There were some points in the show that will make audiences miss being in the space with these actors. Under Alanah Guiry’s direction, scenes are full of arresting tableaus – often constructed from brown boxes and white blankets – and mis-en-scene that complements the repeated conflicts, while also diversifying how they are represented. While acknowledging the show’s inherent theatricality, it must be said that the team behind What rhymes with orange? has clearly invested much in translating the work online. This digital performance is not simply a play-by-play of the piece as it would be performed, but a film in its own right. Thanks to Ross Dwyer’s work as videographer, we see the theatrical and cinematic interwoven. Sudden title cards backed by an acapella chorus serve as scene changes. It’s similar to 2016’s Fleabag in this way; a parallel exacerbated by the direct eye contact often used during character monologues. I’m not convinced that these techniques were ultimately helpful to the piece – often scene changes with title cards like ‘FREEDOM’, ‘PROTECTION’, ‘INTIMACY’, ‘PASSION’, read like chapter headlines that pull viewers out of the already very crowded world navigated by both characters. At best, these transitions offered a change in pace and a hint at the surreal scenes to come. At worst, they cast a shadow over one’s experience of the naturalism often favoured by Perversi. This being said, the use of split-screen, direct address, evocative sound design, and sustained close-ups, strengthen the piece and help to assuage the pangs of missing the theatre that will inevitably strike viewers.
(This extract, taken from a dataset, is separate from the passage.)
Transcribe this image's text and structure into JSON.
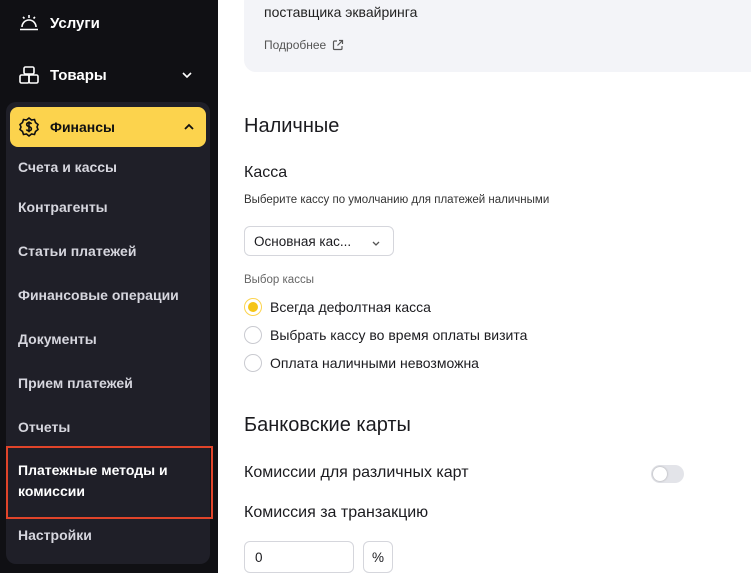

Ultimately, the team behind What rhymes with orange? have created an evocative and ambitious representation of a relationship coming to its logical end. It is a piece most engaging when it leans into the surreal to represent these individuals and the high stakes behind the all-too-familiar conclusion that they’re differences are irreconcilable. I found myself wishing for more of these splashes of the surreal, especially as interwoven in the show’s final scene. Nevertheless, what a joy to see theatre done well, and a painful reminder of the loneliness that so often undercuts long term relationships and their ending.